(The Way of the Tea) a.k.a. The Japanese Tea CeremonyThe Japanese tea ceremony began based on Chinese tea drinking rituals imported into Japan by a Buddhist monk in the 9th century A.D. Legend states that drinking tea had been known to China for thousands of years. So you see, Asian legends apply even from one Asian country to the next. There are plenty of “legends” to make something seem grander and to impress the neighbors. At any rate, the Japanese tea ceremony, as it is primarily known in the West, truly began only with the use of matcha (Japanese: 抹茶、まっちゃ、”maccha” as typed). This began in the 12th century A.D. (I am specifying A.D. because I don’t want any confusion with Japanese calendar eras at all. – J) This is powdered green tea, which is really unfermented tea powder from the same plant as that used for black tea. The Tea Experience It is important to first detail the experience.
A single “ceremony” is referred to as 茶の湯 (cha no yu), “Hot Tea Water.” We should understand this as an idiomatic expression; small wonder Westerners prefer referring to it as the tea ceremony, as they regard it as a ceremony, and about tea. Also, a direct translation seems hopeless. Tea ceremony it is! Guests at a tea ceremony are served a 懐石 (かいせき、kaiseki), a traditional Japanese meal brought in courses. It is a light meal rather than a banquet level one. The word itself combines the kanji for “nostalgia” with “stone.” I imagine the meaning is idiomatic; a meal as an “old stone” suggests old traditions. This meal is followed by 酒 (さけ、sake), traditional Japanese rice wine. Sake is not used to wash down rice (being derived from rice), but is consumed separately so that it can be appreciated on its own merits. Thus, the guests have had their hunger sated and have had alcohol that dulls the senses to a degree. This is followed – or should the ceremony be of a type to skip meals, begins – with the eating of a sweet or sweets, eaten off a special paper called 懐紙 (かいし、kaishi). The last kanji stands for “paper” in general. The first kanji is the same as in “kaiseki.” Thus, the dulled taste buds experience sweetness on the tongue. Each utensil – the tea bowl, the tea whisk, and the tea scoop – is ritually cleaned in the presence of the guests. This accomplished, the host will place the green tea powder in the bowl and add the precise amount of hot water that his specific tradition demands. He will then whisk the tea with precise motions. The guests are able to observe all of this before their very eyes. The decorations of the room where the tea ceremony takes place are simple and old-fashioned.

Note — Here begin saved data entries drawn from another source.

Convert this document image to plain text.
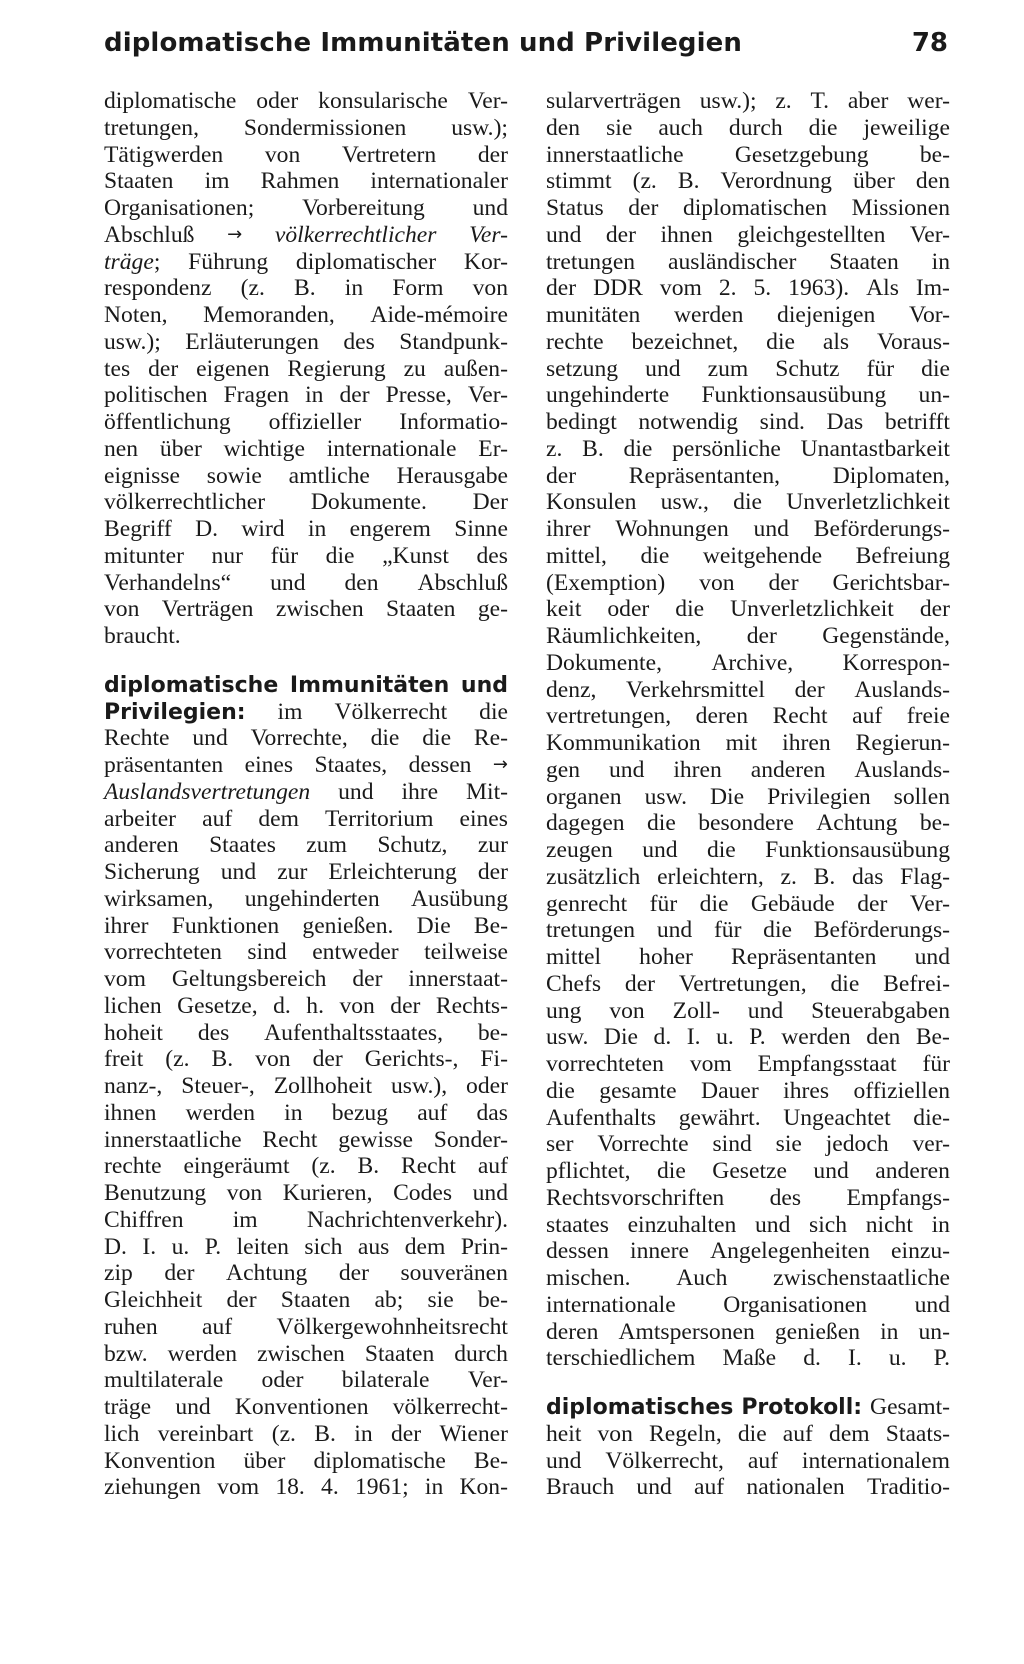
diplomatische Immunitäten und Privilegien	78
diplomatische oder konsularische Ver-
tretungen, Sondermissionen usw.);
Tätigwerden von Vertretern der
Staaten im Rahmen internationaler
Organisationen; Vorbereitung und
Abschluß → völkerrechtlicher Ver-
träge; Führung diplomatischer Kor-
respondenz (z. B. in Form von
Noten, Memoranden, Aide-mémoire
usw.); Erläuterungen des Standpunk-
tes der eigenen Regierung zu außen-
politischen Fragen in der Presse, Ver-
öffentlichung offizieller Informatio-
nen über wichtige internationale Er-
eignisse sowie amtliche Herausgabe
völkerrechtlicher Dokumente. Der
Begriff D. wird in engerem Sinne
mitunter nur für die „Kunst des
Verhandelns“ und den Abschluß
von Verträgen zwischen Staaten ge-
braucht.
diplomatische Immunitäten und
Privilegien: im Völkerrecht die
Rechte und Vorrechte, die die Re-
präsentanten eines Staates, dessen →
Auslandsvertretungen und ihre Mit-
arbeiter auf dem Territorium eines
anderen Staates zum Schutz, zur
Sicherung und zur Erleichterung der
wirksamen, ungehinderten Ausübung
ihrer Funktionen genießen. Die Be-
vorrechteten sind entweder teilweise
vom Geltungsbereich der innerstaat-
lichen Gesetze, d. h. von der Rechts-
hoheit des Aufenthaltsstaates, be-
freit (z. B. von der Gerichts-, Fi-
nanz-, Steuer-, Zollhoheit usw.), oder
ihnen werden in bezug auf das
innerstaatliche Recht gewisse Sonder-
rechte eingeräumt (z. B. Recht auf
Benutzung von Kurieren, Codes und
Chiffren im Nachrichtenverkehr).
D. I. u. P. leiten sich aus dem Prin-
zip der Achtung der souveränen
Gleichheit der Staaten ab; sie be-
ruhen auf Völkergewohnheitsrecht
bzw. werden zwischen Staaten durch
multilaterale oder bilaterale Ver-
träge und Konventionen völkerrecht-
lich vereinbart (z. B. in der Wiener
Konvention über diplomatische Be-
ziehungen vom 18. 4. 1961; in Kon-
sularverträgen usw.); z. T. aber wer-
den sie auch durch die jeweilige
innerstaatliche Gesetzgebung be-
stimmt (z. B. Verordnung über den
Status der diplomatischen Missionen
und der ihnen gleichgestellten Ver-
tretungen ausländischer Staaten in
der DDR vom 2. 5. 1963). Als Im-
munitäten werden diejenigen Vor-
rechte bezeichnet, die als Voraus-
setzung und zum Schutz für die
ungehinderte Funktionsausübung un-
bedingt notwendig sind. Das betrifft
z. B. die persönliche Unantastbarkeit
der Repräsentanten, Diplomaten,
Konsulen usw., die Unverletzlichkeit
ihrer Wohnungen und Beförderungs-
mittel, die weitgehende Befreiung
(Exemption) von der Gerichtsbar-
keit oder die Unverletzlichkeit der
Räumlichkeiten, der Gegenstände,
Dokumente, Archive, Korrespon-
denz, Verkehrsmittel der Auslands-
vertretungen, deren Recht auf freie
Kommunikation mit ihren Regierun-
gen und ihren anderen Auslands-
organen usw. Die Privilegien sollen
dagegen die besondere Achtung be-
zeugen und die Funktionsausübung
zusätzlich erleichtern, z. B. das Flag-
genrecht für die Gebäude der Ver-
tretungen und für die Beförderungs-
mittel hoher Repräsentanten und
Chefs der Vertretungen, die Befrei-
ung von Zoll- und Steuerabgaben
usw. Die d. I. u. P. werden den Be-
vorrechteten vom Empfangsstaat für
die gesamte Dauer ihres offiziellen
Aufenthalts gewährt. Ungeachtet die-
ser Vorrechte sind sie jedoch ver-
pflichtet, die Gesetze und anderen
Rechtsvorschriften des Empfangs-
staates einzuhalten und sich nicht in
dessen innere Angelegenheiten einzu-
mischen. Auch zwischenstaatliche
internationale Organisationen und
deren Amtspersonen genießen in un-
terschiedlichem Maße d. I. u. P.
diplomatisches Protokoll: Gesamt-
heit von Regeln, die auf dem Staats-
und Völkerrecht, auf internationalem
Brauch und auf nationalen Traditio-
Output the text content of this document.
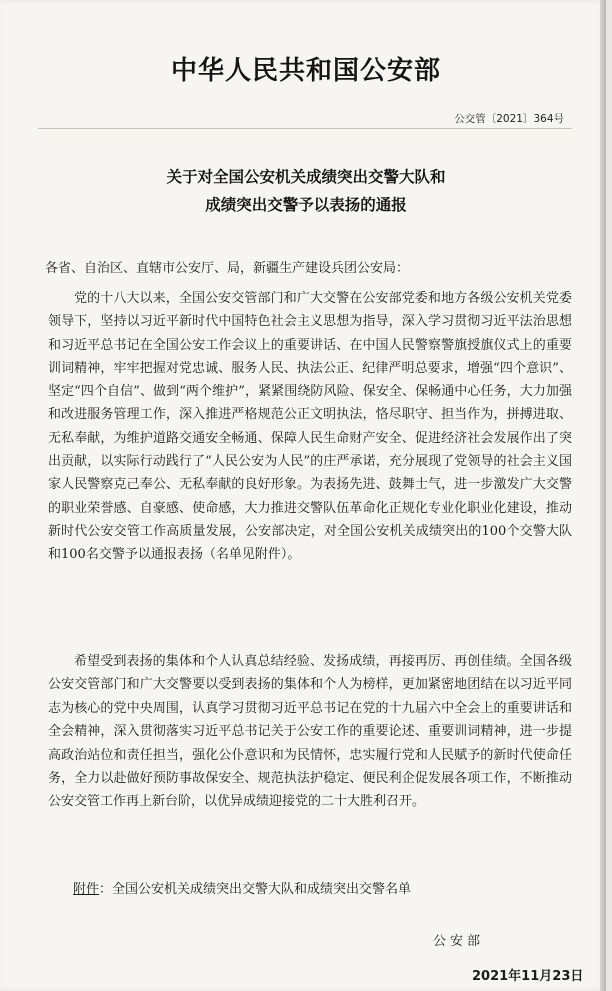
中华人民共和国公安部
公交管〔2021〕364号
关于对全国公安机关成绩突出交警大队和
成绩突出交警予以表扬的通报
各省、自治区、直辖市公安厅、局，新疆生产建设兵团公安局：
党的十八大以来，全国公安交管部门和广大交警在公安部党委和地方各级公安机关党委领导下，坚持以习近平新时代中国特色社会主义思想为指导，深入学习贯彻习近平法治思想和习近平总书记在全国公安工作会议上的重要讲话、在中国人民警察警旗授旗仪式上的重要训词精神，牢牢把握对党忠诚、服务人民、执法公正、纪律严明总要求，增强“四个意识”、坚定“四个自信”、做到“两个维护”，紧紧围绕防风险、保安全、保畅通中心任务，大力加强和改进服务管理工作，深入推进严格规范公正文明执法，恪尽职守、担当作为，拼搏进取、无私奉献，为维护道路交通安全畅通、保障人民生命财产安全、促进经济社会发展作出了突出贡献，以实际行动践行了“人民公安为人民”的庄严承诺，充分展现了党领导的社会主义国家人民警察克己奉公、无私奉献的良好形象。为表扬先进、鼓舞士气，进一步激发广大交警的职业荣誉感、自豪感、使命感，大力推进交警队伍革命化正规化专业化职业化建设，推动新时代公安交管工作高质量发展，公安部决定，对全国公安机关成绩突出的100个交警大队和100名交警予以通报表扬（名单见附件）。
希望受到表扬的集体和个人认真总结经验、发扬成绩，再接再厉、再创佳绩。全国各级公安交管部门和广大交警要以受到表扬的集体和个人为榜样，更加紧密地团结在以习近平同志为核心的党中央周围，认真学习贯彻习近平总书记在党的十九届六中全会上的重要讲话和全会精神，深入贯彻落实习近平总书记关于公安工作的重要论述、重要训词精神，进一步提高政治站位和责任担当，强化公仆意识和为民情怀，忠实履行党和人民赋予的新时代使命任务，全力以赴做好预防事故保安全、规范执法护稳定、便民利企促发展各项工作，不断推动公安交管工作再上新台阶，以优异成绩迎接党的二十大胜利召开。
附件：全国公安机关成绩突出交警大队和成绩突出交警名单
公安部
2021年11月23日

Conversation is kept to a minimum as the guests enjoy the sound of water, the whiff of incense and the tea itself, and the sight of the host’s labors and the simplicity of the environment. Finally, the tea is served. The host and the guest of honor (初客, shokyaku, “first guest”) exchange bows. The guest of honor bows to the second guest, and then raises the bowl, as with all traditional Japanese meals, to honor the host and ascribe importance to his gift. He then rotates the bowl slightly to not sip from the very front of it, takes three careful sips, wipes the bowl clean for cleanliness’ sake, and then passes the bowl to the second guest, and on it goes. This tea is very bitter!!
Two types of tea are served.
濃茶, こいちゃ、koicha. This is literally thick tea
薄茶、うすちゃ、usucha. This is literally thin tea
So, the power of the tea is relative to these two. The former can be followed by the latter, depending on the ceremony and so forth. Depending on if a meal is served, the number of guests, the type of ceremony etc., the tea ceremony can last between ONE and FIVE HOURS.